Od samego początku dla Ani wielkie znaczenie miały relacje, których tak jej brakowało w okresie kiedy mieszkała w domu dziecka w Nysie. Osamotniona dziewczyna pragnęła przede wszystkim przygód i zmiany, ale zawsze szczególnie istotni byli dla niej ludzie. Dlatego tak ważne są dla niej zawiązane więzi z jej opiekunem Tadeuszem i z przyjaciółmi - Moniką, Piotrkiem, Franciszkiem oraz oczywiście Michałem. W poprzedniej części miałam pewne wątpliwości co do sposobu w jaki przedstawiono relacje Ani z przyjaciółmi. W drugiej części uważam, że jest znacznie lepiej, bardziej jak w paczce przyjaciół i bardziej jak w młodzieżowej przygodówce, którą widzę w tym cyklu coraz wyraźniej.

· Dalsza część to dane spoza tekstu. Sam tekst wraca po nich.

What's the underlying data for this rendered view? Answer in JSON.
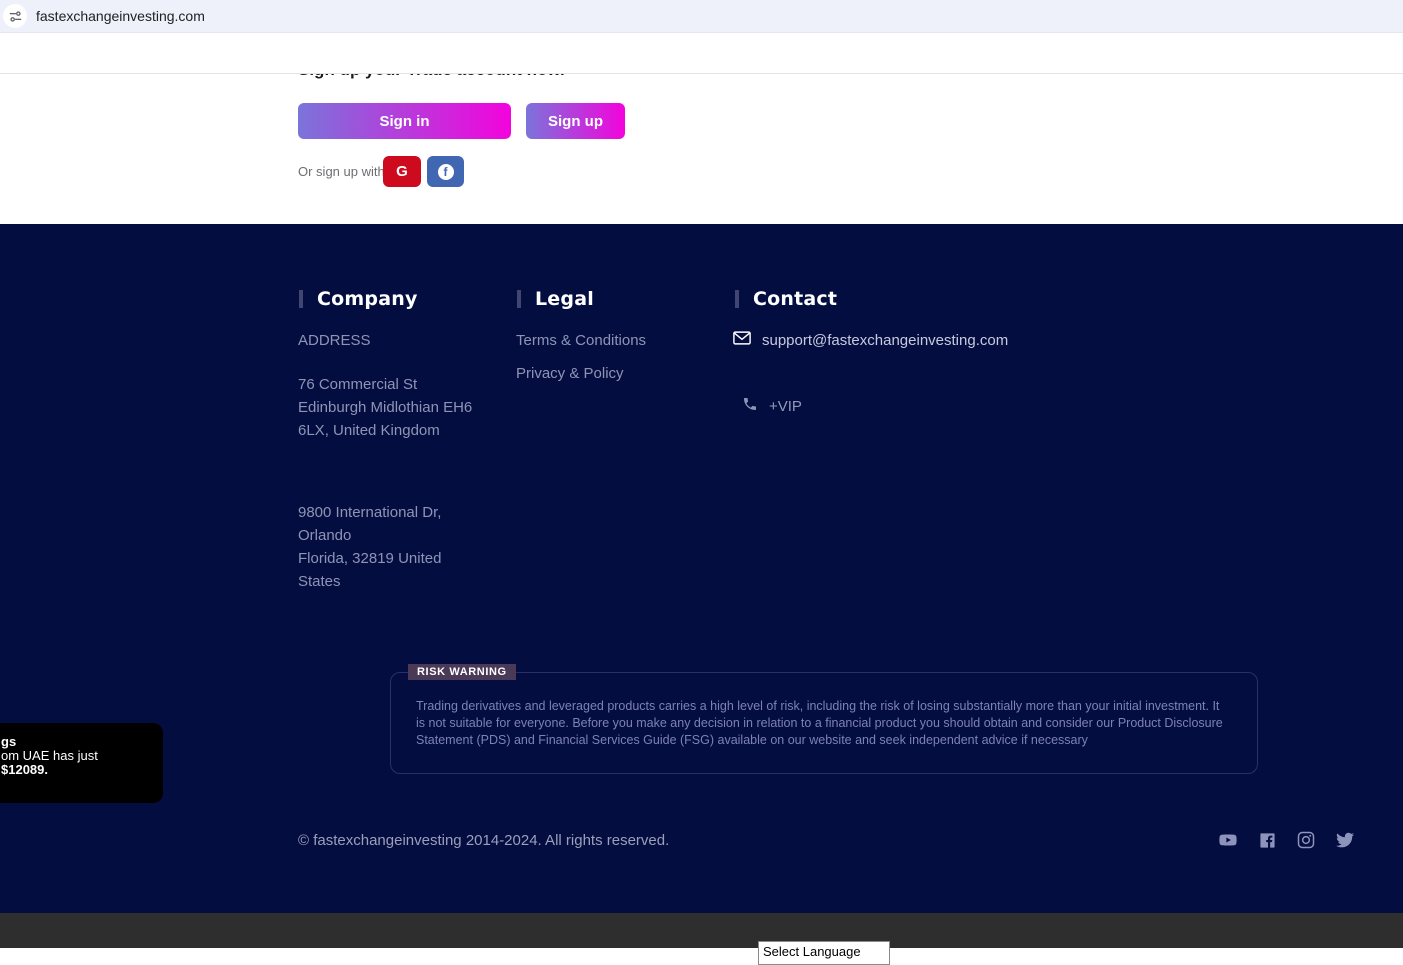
{
  "browser": {
    "url": "fastexchangeinvesting.com"
  },
  "cta": {
    "heading": "Sign up your Trade account now.",
    "signin": "Sign in",
    "signup": "Sign up",
    "or_text": "Or sign up with",
    "google_initial": "G",
    "facebook_initial": "f"
  },
  "footer": {
    "company": {
      "title": "Company",
      "address_label": "ADDRESS",
      "uk_address": [
        "76 Commercial St",
        "Edinburgh Midlothian EH6",
        "6LX, United Kingdom"
      ],
      "us_address": [
        "9800 International Dr,",
        "Orlando",
        "Florida, 32819 United",
        "States"
      ]
    },
    "legal": {
      "title": "Legal",
      "links": [
        "Terms & Conditions",
        "Privacy & Policy"
      ]
    },
    "contact": {
      "title": "Contact",
      "email": "support@fastexchangeinvesting.com",
      "phone": "+VIP"
    },
    "risk": {
      "label": "RISK WARNING",
      "text": "Trading derivatives and leveraged products carries a high level of risk, including the risk of losing substantially more than your initial investment. It is not suitable for everyone. Before you make any decision in relation to a financial product you should obtain and consider our Product Disclosure Statement (PDS) and Financial Services Guide (FSG) available on our website and seek independent advice if necessary"
    },
    "copyright": "© fastexchangeinvesting 2014-2024. All rights reserved.",
    "social": [
      "youtube",
      "facebook",
      "instagram",
      "twitter"
    ]
  },
  "toast": {
    "line1": "gs",
    "line2": "om UAE has just",
    "line3": "$12089."
  },
  "language_bar": {
    "select_value": "Select Language"
  },
  "colors": {
    "footer_navy": "#040d40",
    "gradient_start": "#7b74da",
    "gradient_end": "#f303dc",
    "google_red": "#ce0a1e",
    "facebook_blue": "#4267b2",
    "risk_label_bg": "#4a3a58",
    "bottom_bar": "#2e2e2e"
  }
}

Równocześnie Ania wciąż pozostaje dziewczynką z domu dziecka - pełną obaw i braku doświadczenia w budowaniu i utrzymywaniu relacji, niepewną jak radzić sobie z popełnionymi błędami, przerażoną, że może krzywdzić swoich bliskich. Mam wrażenie, że Bartłomiej Baranowski bardzo głęboko wszedł w ten element osobowości Ani, co sprawia, że jest on poprowadzony bardzo wiarygodnie. 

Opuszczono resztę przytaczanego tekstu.